Türkiye'nin Kürt halkı ya da başka bir etnik kökenle sorunu olmadığını vurgulayan Akar, "Nasıl DEAŞ, İslamiyet'i temsil etmiyorsa aynı şekilde PKK/YPG de Kürt kardeşlerimizi temsil etmiyor. Bölgedeki Kürtleri PKK/YPG ile özdeşleştirmek Kürt kardeşlerimize hakarettir." görüşünü paylaştı.
FETÖ ile mücadelenin de önemine değinen Akar, "Bu terör örgütü nerede olursa olsun Türkiye ve diğer tüm ülkeler için ciddi bir tehdit oluşturmaktadır." ifadesini kullandı.
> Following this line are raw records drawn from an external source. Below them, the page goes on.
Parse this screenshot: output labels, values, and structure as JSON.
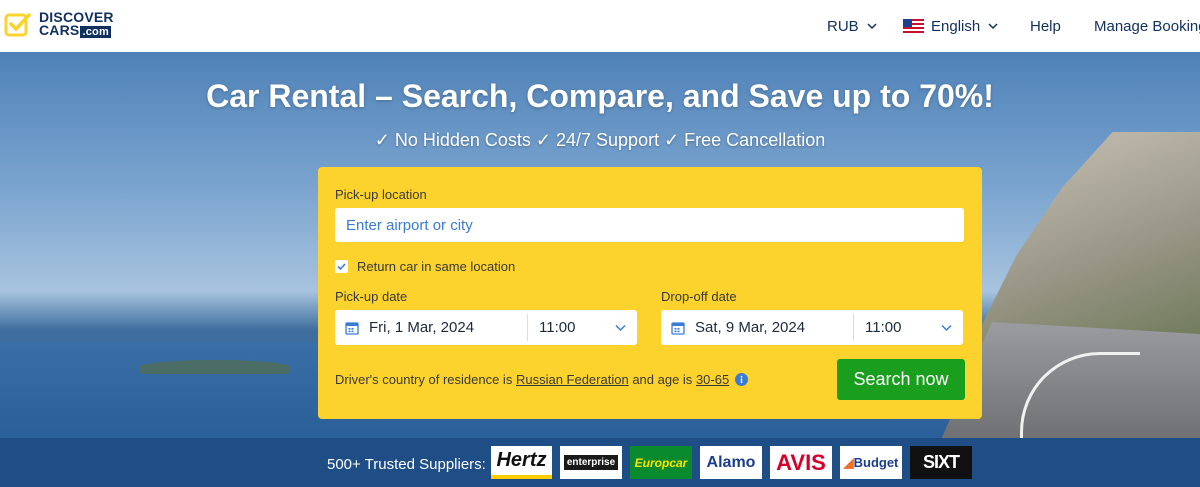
{
  "brand": {
    "name_line1": "DISCOVER",
    "name_line2": "CARS",
    "name_suffix": ".com",
    "primary_color": "#10305e",
    "logo_accent_color": "#fcd22c"
  },
  "nav": {
    "currency": "RUB",
    "language": "English",
    "language_flag_icon": "us-flag-icon",
    "help": "Help",
    "manage_booking": "Manage Booking"
  },
  "hero": {
    "title": "Car Rental – Search, Compare, and Save up to 70%!",
    "subtitle": "✓ No Hidden Costs ✓ 24/7 Support ✓ Free Cancellation"
  },
  "search": {
    "box_color": "#fcd22c",
    "pickup_location_label": "Pick-up location",
    "pickup_location_placeholder": "Enter airport or city",
    "return_same_location_label": "Return car in same location",
    "return_same_location_checked": true,
    "pickup_date_label": "Pick-up date",
    "pickup_date": "Fri, 1 Mar, 2024",
    "pickup_time": "11:00",
    "dropoff_date_label": "Drop-off date",
    "dropoff_date": "Sat, 9 Mar, 2024",
    "dropoff_time": "11:00",
    "residence_prefix": "Driver's country of residence is",
    "residence_country": "Russian Federation",
    "age_prefix": "and age is",
    "age_range": "30-65",
    "search_button": "Search now",
    "search_button_color": "#1a9e1e"
  },
  "suppliers": {
    "label": "500+ Trusted Suppliers:",
    "logos": [
      "Hertz",
      "enterprise",
      "Europcar",
      "Alamo",
      "AVIS",
      "Budget",
      "SIXT"
    ]
  }
}
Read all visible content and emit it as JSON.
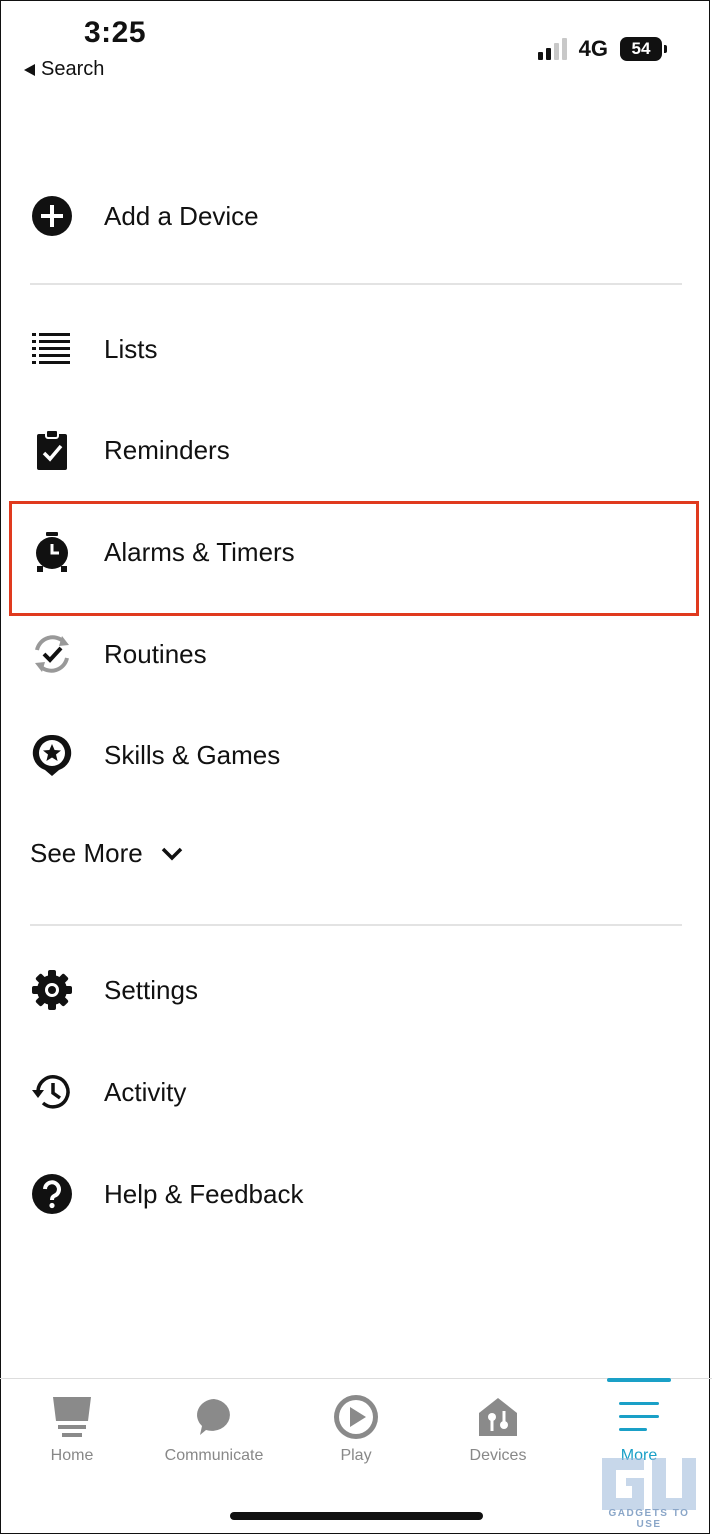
{
  "status_bar": {
    "time": "3:25",
    "back_label": "Search",
    "network": "4G",
    "battery": "54"
  },
  "menu": {
    "add_device": "Add a Device",
    "lists": "Lists",
    "reminders": "Reminders",
    "alarms": "Alarms & Timers",
    "routines": "Routines",
    "skills": "Skills & Games",
    "see_more": "See More",
    "settings": "Settings",
    "activity": "Activity",
    "help": "Help & Feedback"
  },
  "tabs": {
    "home": "Home",
    "communicate": "Communicate",
    "play": "Play",
    "devices": "Devices",
    "more": "More"
  },
  "watermark": {
    "text": "GADGETS TO USE"
  },
  "colors": {
    "accent": "#1aa0c7",
    "highlight": "#e03a1e"
  }
}
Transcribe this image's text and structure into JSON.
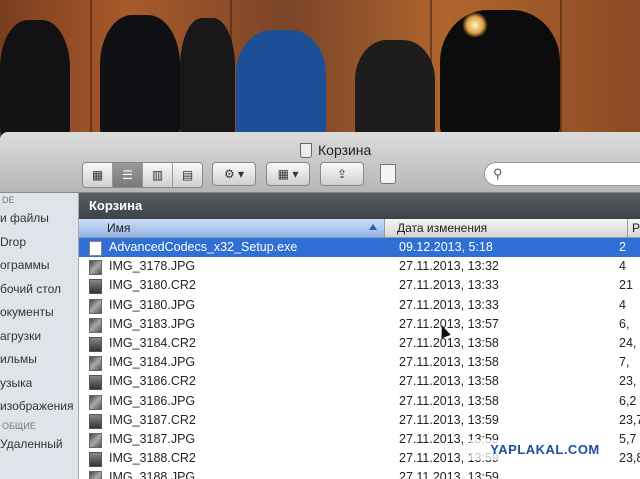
{
  "window": {
    "title": "Корзина"
  },
  "toolbar": {
    "view_buttons": [
      "icon-view",
      "list-view",
      "column-view",
      "coverflow-view"
    ],
    "action_icon": "gear-icon",
    "arrange_icon": "grid-arrange-icon",
    "share_icon": "share-icon",
    "empty_trash_icon": "trash-icon",
    "search_icon": "search-icon"
  },
  "sidebar": {
    "section_devices": "DE",
    "items": [
      "и файлы",
      "Drop",
      "ограммы",
      "бочий стол",
      "окументы",
      "агрузки",
      "ильмы",
      "узыка",
      "изображения"
    ],
    "section_shared": "ОБЩИЕ",
    "shared_items": [
      "Удаленный"
    ]
  },
  "pathbar": {
    "label": "Корзина"
  },
  "columns": {
    "name": "Имя",
    "date": "Дата изменения",
    "size": "Р"
  },
  "files": [
    {
      "name": "AdvancedCodecs_x32_Setup.exe",
      "date": "09.12.2013, 5:18",
      "size": "2",
      "type": "exe",
      "selected": true
    },
    {
      "name": "IMG_3178.JPG",
      "date": "27.11.2013, 13:32",
      "size": "4",
      "type": "jpg"
    },
    {
      "name": "IMG_3180.CR2",
      "date": "27.11.2013, 13:33",
      "size": "21",
      "type": "cr2"
    },
    {
      "name": "IMG_3180.JPG",
      "date": "27.11.2013, 13:33",
      "size": "4",
      "type": "jpg"
    },
    {
      "name": "IMG_3183.JPG",
      "date": "27.11.2013, 13:57",
      "size": "6,",
      "type": "jpg"
    },
    {
      "name": "IMG_3184.CR2",
      "date": "27.11.2013, 13:58",
      "size": "24,",
      "type": "cr2"
    },
    {
      "name": "IMG_3184.JPG",
      "date": "27.11.2013, 13:58",
      "size": "7,",
      "type": "jpg"
    },
    {
      "name": "IMG_3186.CR2",
      "date": "27.11.2013, 13:58",
      "size": "23,",
      "type": "cr2"
    },
    {
      "name": "IMG_3186.JPG",
      "date": "27.11.2013, 13:58",
      "size": "6,2",
      "type": "jpg"
    },
    {
      "name": "IMG_3187.CR2",
      "date": "27.11.2013, 13:59",
      "size": "23,7",
      "type": "cr2"
    },
    {
      "name": "IMG_3187.JPG",
      "date": "27.11.2013, 13:59",
      "size": "5,7",
      "type": "jpg"
    },
    {
      "name": "IMG_3188.CR2",
      "date": "27.11.2013, 13:59",
      "size": "23,8",
      "type": "cr2"
    },
    {
      "name": "IMG_3188.JPG",
      "date": "27.11.2013, 13:59",
      "size": "",
      "type": "jpg"
    }
  ],
  "watermark": "YAPLAKAL.COM",
  "colors": {
    "selection": "#2f6fd6",
    "pathbar": "#4a4f55",
    "sidebar": "#dfe4ea"
  }
}
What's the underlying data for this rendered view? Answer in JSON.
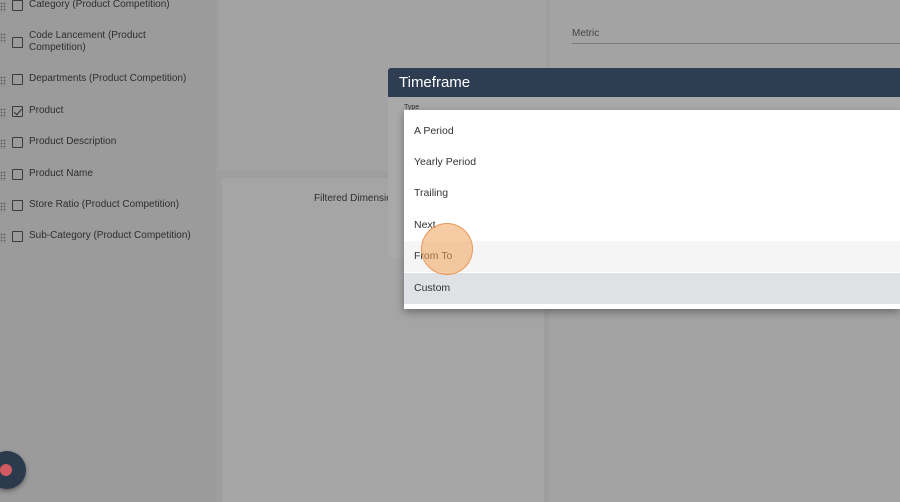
{
  "dimensions": {
    "items": [
      {
        "label": "Category (Product Competition)",
        "checked": false
      },
      {
        "label": "Code Lancement (Product Competition)",
        "checked": false
      },
      {
        "label": "Departments (Product Competition)",
        "checked": false
      },
      {
        "label": "Product",
        "checked": true
      },
      {
        "label": "Product Description",
        "checked": false
      },
      {
        "label": "Product Name",
        "checked": false
      },
      {
        "label": "Store Ratio (Product Competition)",
        "checked": false
      },
      {
        "label": "Sub-Category (Product Competition)",
        "checked": false
      }
    ]
  },
  "metric": {
    "label": "Metric"
  },
  "filtered": {
    "label": "Filtered Dimensio"
  },
  "dialog": {
    "title": "Timeframe",
    "type_label": "Type",
    "options": [
      {
        "label": "A Period"
      },
      {
        "label": "Yearly Period"
      },
      {
        "label": "Trailing"
      },
      {
        "label": "Next"
      },
      {
        "label": "From To"
      },
      {
        "label": "Custom"
      }
    ],
    "hovered_option": "From To",
    "selected_option": "Custom"
  },
  "colors": {
    "header_bg": "#2e3d51",
    "fab_bg": "#2c3a4e",
    "fab_dot": "#d05a5f",
    "cursor_ring": "#f0a05a"
  }
}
"DİYALOG OLMADAN ÇÖZÜLEMEZ"
Türkiye ve Yunanistan arasındaki sorunlara işaret eden Akar, "Türkiye olarak, Yunanistan ile olan tüm sorunların uluslararası hukuk, iyi komşuluk ilişkileri, karşılıklı saygı, ittifak ve diyalog ruhuyla barışçıl bir şekilde çözüme kavuşturulmasını içtenlikle diliyoruz. İki ülke arasındaki sorunlar görüşmeler, toplantılar, ziyaretler kısacası diyalog olmadan çözülemez." diye konuştu.
Bölgenin zenginliğini adil bir şekilde paylaşmaktan ve birlikte barışçıl bir gelecek inşa etmekten yana olduklarını belirten Akar, şunları söyledi:
"Ne yazık ki bazı belli Yunan politikacılar, kendi siyasi ve kişisel hırsları için sanki Yunan halkının bile aleyhine olan olumlu çabaları baltalamak istercesine, gerilimi tırmandıran kışkırtıcı eylemler ve söylemler peşinde koşuyorlar. NATO üyeleri olarak, ittifak içindeki yapay silah programlarına ve ittifak içerisinde ittifaklara ihtiyacımız yok. Bazı Yunan akademisyenler, emekli diplomatlar ve generaller de gerçekçi ve olumlu çabaları görmekte, desteklemektedir. Şunun da altını çizmeliyim ki Yunan dostlarımız ikili meseleleri doğrudan ve iyi niyetle ele almak yerine AB ile konuşuyorlar. İkili meseleleri AB'nin, ABD'nin veya NATO'nun sorunlarıymış gibi çerçeveliyorlar. Üçüncü tarafları ikili meselelere dahil etmek yardımcı olmaz. Bu sadece sorunları daha da zorlaştıracaktır."